Es klopft an der Tür zu meinem Zimmer, Nr. 146, Station 9. "Frau Bothe, wir haben da etwas gefunden…"

Der Rest des Satzes, den der Arzt, der am Morgen die Knochenmarkpunktion – um Schlimmeres auszuschließen – durchgeführt hat, hört sich an als wäre ich unter Wasser oder hätte Watte in den Ohren. Ich will noch nicht sterben. Ich bin 24. Ich bin in der 18. Woche schwanger. Ich habe zwei kleine Jungs. Gerade erst haben wir ihren ersten und zweiten Geburtstag gefeiert.

Akute Leukämie – AML M3. Aha. "Und wie lange habe ich noch?" Ich bin so nüchtern und frage die Fakten ab, um irgendwie meine Gefühle in Schach zu halten. "Morgen Frau Bothe, da geht's los! Leider dürfen Sie ihre Kinder während der Chemotherapie nicht sehen. Ansteckungsgefahr zu groß. Sie müssen sich morgen früh verabschieden." "Und wenn ich das nicht überlebe? Und was ist mit dem Baby?"  "Es gibt eine 50:50 Chance, es tut mir leid."

Diese Diagnose ist nun 5 Jahre her und wenn ich diese Zeilen schreibe, fühlt es sich an wie die Geschichte einer anderen. Ich versuche Distanz zu diesen Erinnerungen zu wahren. Doch ist das fast unmöglich, denn das ungeborene Baby von damals schaut mich jeden Tag aus ihren wundervollen wasserblauen Augen an. Gesund. Neugierig. Wunderhübsch und sooo unendlich stark.
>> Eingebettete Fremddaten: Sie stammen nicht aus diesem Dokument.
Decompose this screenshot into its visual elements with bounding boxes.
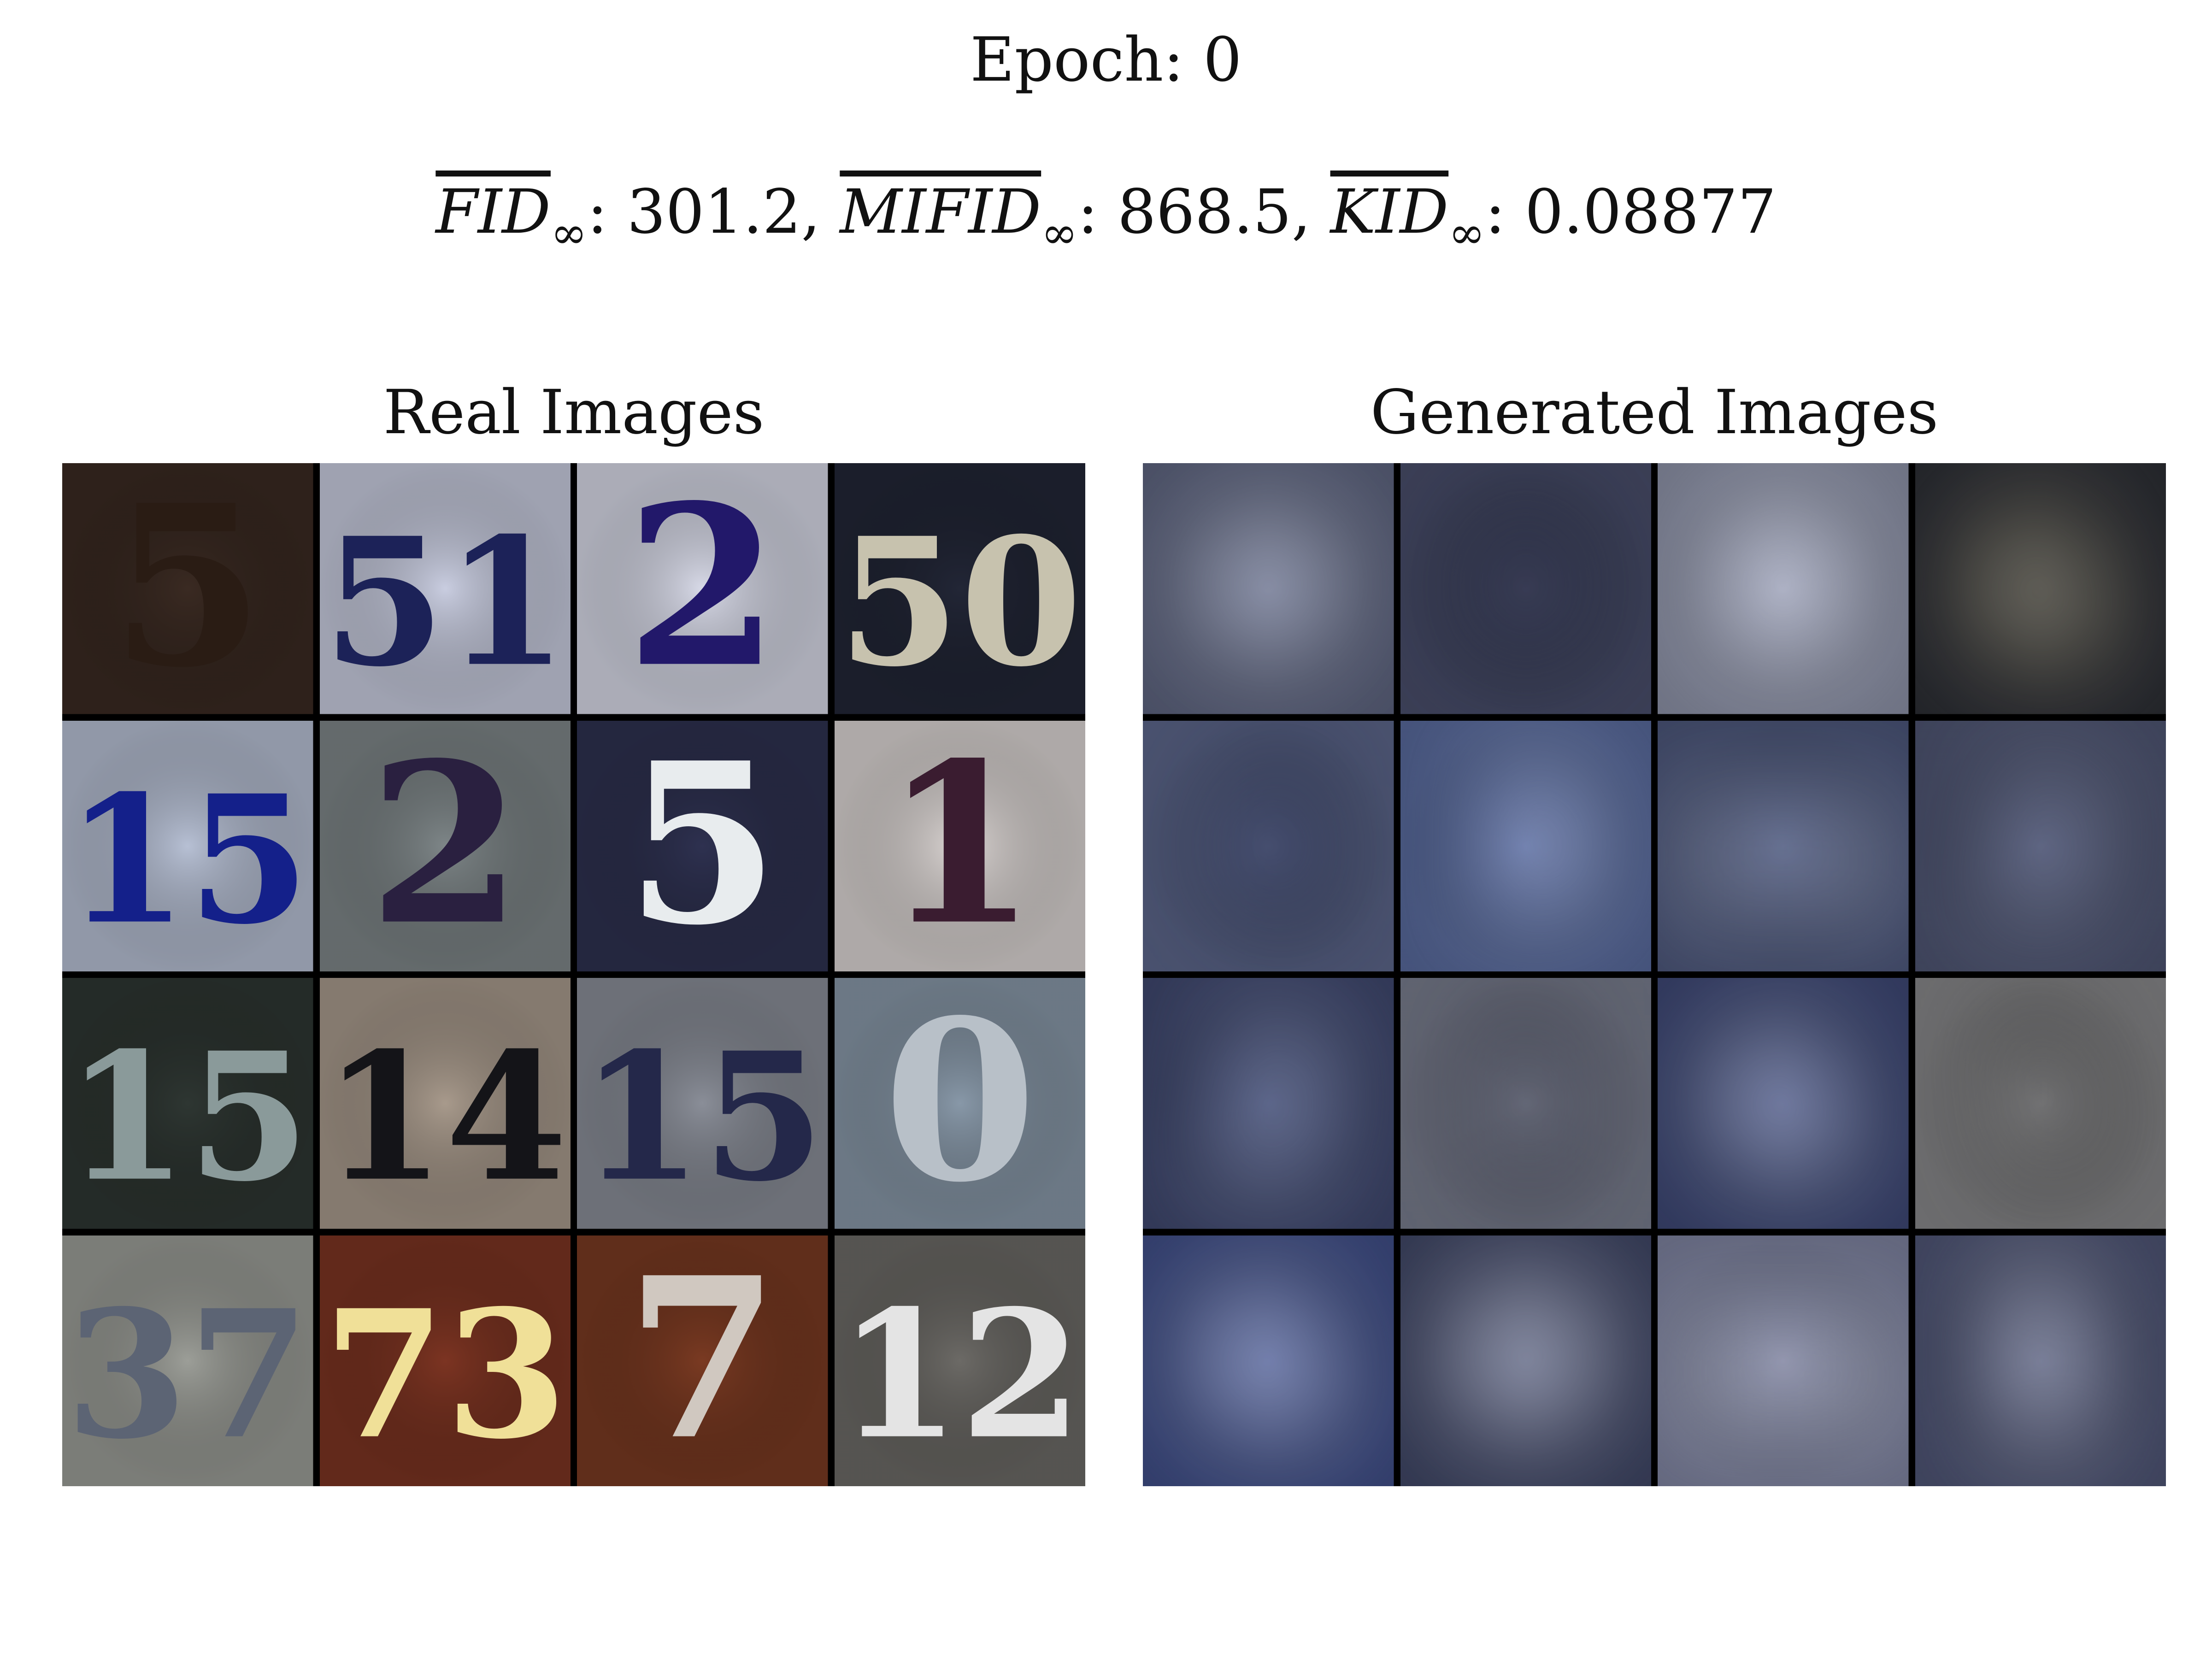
metric-value: 0.08877 bbox=[1524, 176, 1777, 247]
digit-glyph: 4 bbox=[1192, 721, 1345, 972]
real-image-5: 15 bbox=[62, 720, 313, 971]
digit-glyph: 1 bbox=[1449, 978, 1602, 1229]
metric-separator: , bbox=[801, 176, 840, 247]
real-image-11: 15 bbox=[577, 978, 828, 1229]
digit-glyph: 5 bbox=[626, 721, 779, 972]
digit-glyph: 2 bbox=[626, 463, 779, 714]
metric-name: MIFID bbox=[840, 176, 1041, 247]
digit-glyph: 3 bbox=[1449, 721, 1602, 972]
real-image-13: 37 bbox=[62, 1235, 313, 1486]
metric-name: KID bbox=[1330, 176, 1449, 247]
real-image-12: 0 bbox=[834, 978, 1085, 1229]
real-image-14: 73 bbox=[319, 1235, 571, 1486]
digit-glyph: 11 bbox=[1661, 1271, 1905, 1477]
metrics-line: FID∞: 301.2, MIFID∞: 868.5, KID∞: 0.0887… bbox=[0, 175, 2212, 259]
epoch-title: Epoch: 0 bbox=[970, 24, 1242, 95]
metric-value: 868.5 bbox=[1117, 176, 1292, 247]
generated-image-14: 0 bbox=[1400, 1235, 1651, 1487]
digit-glyph: 15 bbox=[65, 756, 310, 963]
digit-glyph: 12 bbox=[838, 1271, 1082, 1477]
digit-glyph: 73 bbox=[323, 1271, 567, 1477]
digit-glyph: 1 bbox=[883, 721, 1036, 972]
generated-images-title: Generated Images bbox=[1370, 377, 1939, 448]
generated-image-2: 8 bbox=[1400, 463, 1651, 714]
generated-image-11: 6 bbox=[1658, 978, 1909, 1229]
generated-image-10: 1 bbox=[1400, 978, 1651, 1229]
digit-glyph: 15 bbox=[580, 1014, 824, 1220]
generated-image-15: 11 bbox=[1658, 1235, 1909, 1486]
digit-glyph: 8 bbox=[1449, 463, 1602, 714]
digit-glyph: 2 bbox=[368, 721, 522, 972]
digit-glyph: 1 bbox=[1964, 1235, 2117, 1487]
real-images-grid: 5 51 2 50 15 2 5 1 15 14 15 0 37 73 7 12 bbox=[62, 463, 1085, 1486]
digit-glyph: 0 bbox=[1192, 463, 1345, 714]
generated-image-12: 5 bbox=[1915, 978, 2166, 1229]
generated-image-3: 8 bbox=[1658, 463, 1909, 714]
real-images-title: Real Images bbox=[383, 377, 765, 448]
generated-image-7: 11 bbox=[1658, 720, 1909, 971]
metric-name: FID bbox=[435, 176, 551, 247]
real-image-4: 50 bbox=[834, 463, 1085, 714]
digit-glyph: 0 bbox=[883, 978, 1036, 1229]
generated-images-grid: 0 8 8 6 4 3 11 2 2 1 6 5 6 0 11 1 bbox=[1143, 463, 2166, 1486]
generated-image-16: 1 bbox=[1915, 1235, 2166, 1487]
generated-image-5: 4 bbox=[1143, 720, 1394, 972]
generated-image-8: 2 bbox=[1915, 720, 2166, 972]
real-image-6: 2 bbox=[319, 720, 571, 972]
metric-fid: FID∞: 301.2, bbox=[435, 176, 840, 259]
real-image-2: 51 bbox=[319, 463, 571, 714]
digit-glyph: 2 bbox=[1192, 978, 1345, 1229]
digit-glyph: 14 bbox=[323, 1014, 567, 1220]
digit-glyph: 15 bbox=[65, 1014, 310, 1220]
metric-mifid: MIFID∞: 868.5, bbox=[840, 176, 1330, 259]
generated-image-9: 2 bbox=[1143, 978, 1394, 1229]
generated-image-4: 6 bbox=[1915, 463, 2166, 714]
real-image-9: 15 bbox=[62, 978, 313, 1229]
digit-glyph: 8 bbox=[1706, 463, 1860, 714]
real-image-15: 7 bbox=[577, 1235, 828, 1487]
metric-kid: KID∞: 0.08877 bbox=[1330, 176, 1777, 259]
real-image-10: 14 bbox=[319, 978, 571, 1229]
real-image-3: 2 bbox=[577, 463, 828, 714]
real-image-8: 1 bbox=[834, 720, 1085, 972]
digit-glyph: 51 bbox=[323, 499, 567, 706]
digit-glyph: 5 bbox=[111, 463, 265, 714]
digit-glyph: 50 bbox=[838, 499, 1082, 706]
metric-value: 301.2 bbox=[627, 176, 801, 247]
digit-glyph: 5 bbox=[1964, 978, 2117, 1229]
metric-separator: , bbox=[1291, 176, 1330, 247]
digit-glyph: 37 bbox=[65, 1271, 310, 1477]
real-image-7: 5 bbox=[577, 720, 828, 972]
metric-subscript: ∞ bbox=[1448, 208, 1485, 259]
generated-image-6: 3 bbox=[1400, 720, 1651, 972]
digit-glyph: 7 bbox=[626, 1235, 779, 1487]
generated-image-13: 6 bbox=[1143, 1235, 1394, 1487]
real-image-1: 5 bbox=[62, 463, 313, 714]
digit-glyph: 0 bbox=[1449, 1235, 1602, 1487]
real-image-16: 12 bbox=[834, 1235, 1085, 1486]
metric-subscript: ∞ bbox=[1041, 208, 1078, 259]
generated-image-1: 0 bbox=[1143, 463, 1394, 714]
metric-subscript: ∞ bbox=[550, 208, 588, 259]
digit-glyph: 11 bbox=[1661, 756, 1905, 963]
digit-glyph: 2 bbox=[1964, 721, 2117, 972]
digit-glyph: 6 bbox=[1964, 463, 2117, 714]
digit-glyph: 6 bbox=[1192, 1235, 1345, 1487]
digit-glyph: 6 bbox=[1706, 978, 1860, 1229]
Bevor ich damals ins Krankenhaus kam, hatte ich kaum Anzeichen für irgendeine Krankheit. Ich war müde… ja. Schwanger eben. Ich hatte ein paar blaue Flecke mehr. Vom Toben mit den Jungs natürlich. Dann der Routine Check bei meinem Gynäkologen: Blutwerte miserabel. Am nächsten Morgen direkt ins Krankenhaus. Nach 14 Tagen diverse Verdachtsdiagnosen und zig Untersuchungen dann die Diagnose Leukämie.
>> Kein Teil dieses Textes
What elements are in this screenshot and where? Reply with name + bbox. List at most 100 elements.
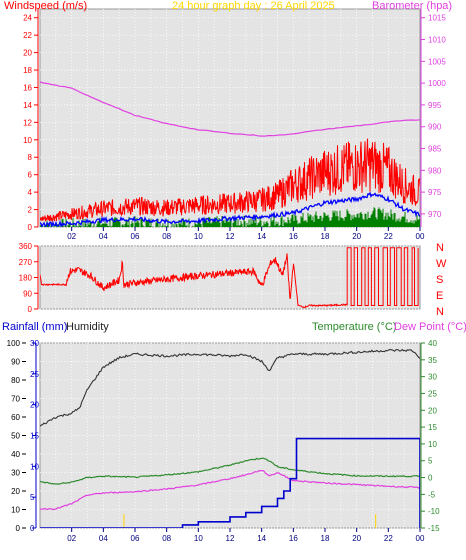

Die Therapie begann rasch. Es wurden Zugänge gelegt, ein spezieller Port und ich bekam ein Zimmer auf der Isolations-Station. Aber halt, der Abschied von den Kindern… es war grauenvoll. Mein Mann kam mit den Jungs ins Krankenhaus und es war langweilig für die beiden. Sie trotzten, tobten und waren einfach überdreht. Wir machten es daher kurz. Kurz  – aber nicht schmerzlos. Als sie den Flur hinuntergingen und ich da alleine stand, zersprang mein Herz in 1000 Stücke. Es waren wirklich körperliche Schmerzen.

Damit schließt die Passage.